Diese Haftungsgrundlagen finden sich in unterschiedlichen Gesetzen und Verwaltungsvorschriften, wie z.B. dem Exportkontrollgesetz der VR China vom 1. Dezember 2020, dem Gesetz der VR China über die Sicherheit am Arbeitsplatz vom 1. September 2021, dem im August 2022 novellierten Antimonopolgesetz der VR China oder den neuen Gesetzen im Bereich Datenschutz und Daten- und Cybersicherheit 2017 und 2021. Neben den mehr als 290 Gesetzen gelten Tausende von nationalen, regionalen und lokalen Verwaltungsvorschriften, aber auch zahlreiche freiwillige und zwingende Industriestandards, die bei der Analyse der Compliance-Anforderungen berücksichtigt werden müssen.

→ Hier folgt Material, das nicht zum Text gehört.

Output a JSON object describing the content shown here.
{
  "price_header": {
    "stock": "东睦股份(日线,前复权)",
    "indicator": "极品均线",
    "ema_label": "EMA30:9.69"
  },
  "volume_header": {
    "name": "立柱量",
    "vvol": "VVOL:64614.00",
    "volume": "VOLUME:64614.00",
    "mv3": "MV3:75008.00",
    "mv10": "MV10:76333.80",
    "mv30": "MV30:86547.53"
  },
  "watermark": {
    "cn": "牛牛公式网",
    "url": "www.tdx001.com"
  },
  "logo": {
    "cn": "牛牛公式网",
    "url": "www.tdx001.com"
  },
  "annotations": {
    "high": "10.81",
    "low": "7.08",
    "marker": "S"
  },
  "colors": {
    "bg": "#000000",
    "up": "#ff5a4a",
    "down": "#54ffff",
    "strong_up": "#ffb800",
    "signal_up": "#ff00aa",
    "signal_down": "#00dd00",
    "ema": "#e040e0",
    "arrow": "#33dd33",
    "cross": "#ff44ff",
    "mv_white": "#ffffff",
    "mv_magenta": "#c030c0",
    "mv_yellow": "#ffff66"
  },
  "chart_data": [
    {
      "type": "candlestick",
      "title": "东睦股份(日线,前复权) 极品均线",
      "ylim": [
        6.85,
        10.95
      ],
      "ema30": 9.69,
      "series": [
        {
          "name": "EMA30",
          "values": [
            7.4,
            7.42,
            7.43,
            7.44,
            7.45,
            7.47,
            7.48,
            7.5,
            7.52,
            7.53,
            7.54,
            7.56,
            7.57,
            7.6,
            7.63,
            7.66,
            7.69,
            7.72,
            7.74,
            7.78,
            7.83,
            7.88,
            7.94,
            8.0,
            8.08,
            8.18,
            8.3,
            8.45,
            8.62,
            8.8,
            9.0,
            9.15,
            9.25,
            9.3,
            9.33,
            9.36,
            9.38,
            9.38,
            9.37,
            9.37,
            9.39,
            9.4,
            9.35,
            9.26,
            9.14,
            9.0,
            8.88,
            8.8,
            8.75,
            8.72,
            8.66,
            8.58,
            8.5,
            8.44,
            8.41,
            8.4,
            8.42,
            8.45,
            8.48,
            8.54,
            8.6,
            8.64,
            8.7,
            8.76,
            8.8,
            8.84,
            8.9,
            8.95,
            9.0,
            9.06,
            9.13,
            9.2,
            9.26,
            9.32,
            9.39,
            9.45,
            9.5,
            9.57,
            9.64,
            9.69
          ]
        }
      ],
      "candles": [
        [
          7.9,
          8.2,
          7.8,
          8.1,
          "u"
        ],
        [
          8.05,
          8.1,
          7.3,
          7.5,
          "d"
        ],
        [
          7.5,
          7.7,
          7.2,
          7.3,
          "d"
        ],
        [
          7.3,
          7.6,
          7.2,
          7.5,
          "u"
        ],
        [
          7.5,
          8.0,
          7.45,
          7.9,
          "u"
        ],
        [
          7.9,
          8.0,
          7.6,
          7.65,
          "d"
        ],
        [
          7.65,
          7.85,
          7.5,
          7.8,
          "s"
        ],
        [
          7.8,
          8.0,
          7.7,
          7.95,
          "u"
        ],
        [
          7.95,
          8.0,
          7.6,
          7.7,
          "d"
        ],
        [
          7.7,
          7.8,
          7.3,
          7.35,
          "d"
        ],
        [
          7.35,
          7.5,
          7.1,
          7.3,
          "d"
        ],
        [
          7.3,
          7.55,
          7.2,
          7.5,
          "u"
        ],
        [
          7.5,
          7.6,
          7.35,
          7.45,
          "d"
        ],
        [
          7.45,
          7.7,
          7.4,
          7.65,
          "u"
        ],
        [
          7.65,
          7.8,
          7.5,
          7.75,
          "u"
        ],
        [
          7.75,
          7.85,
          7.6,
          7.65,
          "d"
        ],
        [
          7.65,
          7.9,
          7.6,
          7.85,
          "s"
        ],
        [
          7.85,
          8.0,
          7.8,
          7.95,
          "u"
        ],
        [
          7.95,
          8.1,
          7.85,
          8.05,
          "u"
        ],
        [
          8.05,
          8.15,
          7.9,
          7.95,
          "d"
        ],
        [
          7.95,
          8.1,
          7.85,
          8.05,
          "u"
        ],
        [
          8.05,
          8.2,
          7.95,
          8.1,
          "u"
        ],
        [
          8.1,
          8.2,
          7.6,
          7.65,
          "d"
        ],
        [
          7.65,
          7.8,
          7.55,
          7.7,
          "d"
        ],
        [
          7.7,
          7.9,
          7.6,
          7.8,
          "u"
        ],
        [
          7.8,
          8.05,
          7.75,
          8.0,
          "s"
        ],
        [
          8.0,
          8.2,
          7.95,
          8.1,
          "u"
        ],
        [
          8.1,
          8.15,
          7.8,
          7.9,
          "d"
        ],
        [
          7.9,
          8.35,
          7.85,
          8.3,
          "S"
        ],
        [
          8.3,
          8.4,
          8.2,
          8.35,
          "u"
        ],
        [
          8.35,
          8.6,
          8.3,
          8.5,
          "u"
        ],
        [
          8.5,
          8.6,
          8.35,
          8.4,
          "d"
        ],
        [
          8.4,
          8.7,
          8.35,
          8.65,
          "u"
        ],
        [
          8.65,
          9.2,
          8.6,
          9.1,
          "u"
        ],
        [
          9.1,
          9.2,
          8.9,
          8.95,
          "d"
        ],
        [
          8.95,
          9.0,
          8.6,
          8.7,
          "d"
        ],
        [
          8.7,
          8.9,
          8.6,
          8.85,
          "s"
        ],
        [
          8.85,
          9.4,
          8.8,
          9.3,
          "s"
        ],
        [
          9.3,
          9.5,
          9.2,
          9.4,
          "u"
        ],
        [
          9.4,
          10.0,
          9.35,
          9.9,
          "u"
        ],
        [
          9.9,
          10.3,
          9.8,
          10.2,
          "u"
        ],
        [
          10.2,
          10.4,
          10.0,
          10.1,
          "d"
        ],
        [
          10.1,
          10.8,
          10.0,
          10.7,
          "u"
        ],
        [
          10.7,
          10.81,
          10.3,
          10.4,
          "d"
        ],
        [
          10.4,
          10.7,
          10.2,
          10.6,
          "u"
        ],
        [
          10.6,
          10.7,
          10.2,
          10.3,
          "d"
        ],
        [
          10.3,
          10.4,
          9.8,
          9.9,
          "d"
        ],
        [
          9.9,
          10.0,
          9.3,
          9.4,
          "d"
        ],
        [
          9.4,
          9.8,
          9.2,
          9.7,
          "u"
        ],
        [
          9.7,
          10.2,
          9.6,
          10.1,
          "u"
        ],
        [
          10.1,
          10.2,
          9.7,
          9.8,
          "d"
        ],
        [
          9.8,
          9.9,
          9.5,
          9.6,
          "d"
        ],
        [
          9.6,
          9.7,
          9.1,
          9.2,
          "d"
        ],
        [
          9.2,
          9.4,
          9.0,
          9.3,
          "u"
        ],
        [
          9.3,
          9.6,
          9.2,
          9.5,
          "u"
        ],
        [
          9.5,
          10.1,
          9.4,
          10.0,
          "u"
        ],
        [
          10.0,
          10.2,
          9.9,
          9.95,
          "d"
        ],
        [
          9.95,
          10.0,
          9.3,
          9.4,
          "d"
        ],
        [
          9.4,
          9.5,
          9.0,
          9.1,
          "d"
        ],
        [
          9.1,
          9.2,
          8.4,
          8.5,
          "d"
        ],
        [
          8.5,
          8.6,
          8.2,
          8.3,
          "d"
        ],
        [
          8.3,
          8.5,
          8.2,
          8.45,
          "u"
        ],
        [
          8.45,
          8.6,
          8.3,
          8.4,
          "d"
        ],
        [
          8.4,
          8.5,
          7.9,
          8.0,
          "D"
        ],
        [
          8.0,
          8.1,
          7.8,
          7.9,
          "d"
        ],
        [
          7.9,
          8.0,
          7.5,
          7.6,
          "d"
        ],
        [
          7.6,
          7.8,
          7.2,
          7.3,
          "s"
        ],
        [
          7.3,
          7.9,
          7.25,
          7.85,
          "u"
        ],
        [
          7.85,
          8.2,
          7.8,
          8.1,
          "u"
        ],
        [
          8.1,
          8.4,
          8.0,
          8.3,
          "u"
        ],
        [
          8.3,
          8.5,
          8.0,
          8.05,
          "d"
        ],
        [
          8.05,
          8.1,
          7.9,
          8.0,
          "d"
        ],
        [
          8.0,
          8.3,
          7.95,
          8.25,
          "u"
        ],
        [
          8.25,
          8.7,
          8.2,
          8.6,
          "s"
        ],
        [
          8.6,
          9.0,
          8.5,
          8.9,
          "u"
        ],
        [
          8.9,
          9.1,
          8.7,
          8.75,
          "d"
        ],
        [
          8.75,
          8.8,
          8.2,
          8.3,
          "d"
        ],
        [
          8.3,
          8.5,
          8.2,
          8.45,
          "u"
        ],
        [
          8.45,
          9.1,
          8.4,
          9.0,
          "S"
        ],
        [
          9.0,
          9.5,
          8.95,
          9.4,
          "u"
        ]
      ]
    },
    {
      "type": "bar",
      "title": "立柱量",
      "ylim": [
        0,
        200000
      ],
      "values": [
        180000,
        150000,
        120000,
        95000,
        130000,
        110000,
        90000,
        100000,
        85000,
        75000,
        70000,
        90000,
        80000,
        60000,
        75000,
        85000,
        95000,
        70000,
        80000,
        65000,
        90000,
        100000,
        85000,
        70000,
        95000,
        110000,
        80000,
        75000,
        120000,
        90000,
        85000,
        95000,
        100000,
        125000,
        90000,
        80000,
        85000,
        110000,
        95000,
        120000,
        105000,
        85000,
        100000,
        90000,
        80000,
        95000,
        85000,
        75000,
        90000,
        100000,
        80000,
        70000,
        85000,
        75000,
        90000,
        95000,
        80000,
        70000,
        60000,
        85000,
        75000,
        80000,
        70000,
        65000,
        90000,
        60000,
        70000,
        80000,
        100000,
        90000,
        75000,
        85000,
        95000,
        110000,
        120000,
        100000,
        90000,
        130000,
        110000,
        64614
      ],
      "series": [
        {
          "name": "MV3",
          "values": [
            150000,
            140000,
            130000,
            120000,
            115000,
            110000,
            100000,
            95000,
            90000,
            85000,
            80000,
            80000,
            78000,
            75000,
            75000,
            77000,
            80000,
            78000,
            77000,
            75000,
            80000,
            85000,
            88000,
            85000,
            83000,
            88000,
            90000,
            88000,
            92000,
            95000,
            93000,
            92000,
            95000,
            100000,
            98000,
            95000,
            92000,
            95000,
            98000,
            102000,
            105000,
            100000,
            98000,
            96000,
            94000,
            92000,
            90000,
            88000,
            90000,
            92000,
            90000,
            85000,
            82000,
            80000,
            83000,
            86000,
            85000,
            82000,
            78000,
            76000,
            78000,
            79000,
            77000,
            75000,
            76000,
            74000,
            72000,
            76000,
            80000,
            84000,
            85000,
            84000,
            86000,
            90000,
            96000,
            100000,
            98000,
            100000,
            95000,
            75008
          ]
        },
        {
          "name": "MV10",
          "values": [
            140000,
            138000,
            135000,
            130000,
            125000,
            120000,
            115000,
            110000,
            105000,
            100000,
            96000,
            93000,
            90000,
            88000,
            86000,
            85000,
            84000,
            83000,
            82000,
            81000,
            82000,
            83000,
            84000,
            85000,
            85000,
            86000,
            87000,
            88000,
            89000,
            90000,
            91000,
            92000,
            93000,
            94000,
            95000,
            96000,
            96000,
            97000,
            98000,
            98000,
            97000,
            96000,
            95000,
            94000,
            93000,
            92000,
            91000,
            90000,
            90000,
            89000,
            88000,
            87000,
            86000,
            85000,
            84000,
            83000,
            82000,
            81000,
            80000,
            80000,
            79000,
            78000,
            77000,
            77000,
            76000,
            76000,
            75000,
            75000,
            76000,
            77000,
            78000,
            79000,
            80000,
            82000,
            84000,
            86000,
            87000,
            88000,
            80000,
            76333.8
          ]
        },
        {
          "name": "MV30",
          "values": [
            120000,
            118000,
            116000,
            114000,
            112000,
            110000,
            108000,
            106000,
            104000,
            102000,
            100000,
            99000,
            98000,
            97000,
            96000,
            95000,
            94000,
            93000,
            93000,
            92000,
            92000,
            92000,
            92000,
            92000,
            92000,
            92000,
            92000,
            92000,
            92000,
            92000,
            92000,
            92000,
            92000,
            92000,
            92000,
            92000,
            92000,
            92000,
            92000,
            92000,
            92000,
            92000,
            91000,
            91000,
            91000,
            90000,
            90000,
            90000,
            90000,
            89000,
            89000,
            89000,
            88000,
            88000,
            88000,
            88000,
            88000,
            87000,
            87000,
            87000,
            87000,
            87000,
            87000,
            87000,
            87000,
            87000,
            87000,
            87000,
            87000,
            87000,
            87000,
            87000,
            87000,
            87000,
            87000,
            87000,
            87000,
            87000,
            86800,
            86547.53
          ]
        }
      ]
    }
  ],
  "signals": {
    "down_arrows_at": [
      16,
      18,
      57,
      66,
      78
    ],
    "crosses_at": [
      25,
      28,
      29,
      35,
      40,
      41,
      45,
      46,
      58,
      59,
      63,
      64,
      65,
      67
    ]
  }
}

Dabei beschreibt der Begriff Compliance nicht nur die bloße Einhaltung von geltenden Gesetzen, Verwaltungsvorschriften, Industrienormen, freiwilligen Kodizes, unternehmensinternen Standards. Vielmehr umfasst er auch die Gesamtheit aller betrieblichen Maßnahmen zur Verhinderung, Aufdeckung und Behandlung von Rechtsverstößen genauso wie die Minimierung von Haftungsrisiken der Geschäftsführung und wirtschaftlichen Schäden des Unternehmens.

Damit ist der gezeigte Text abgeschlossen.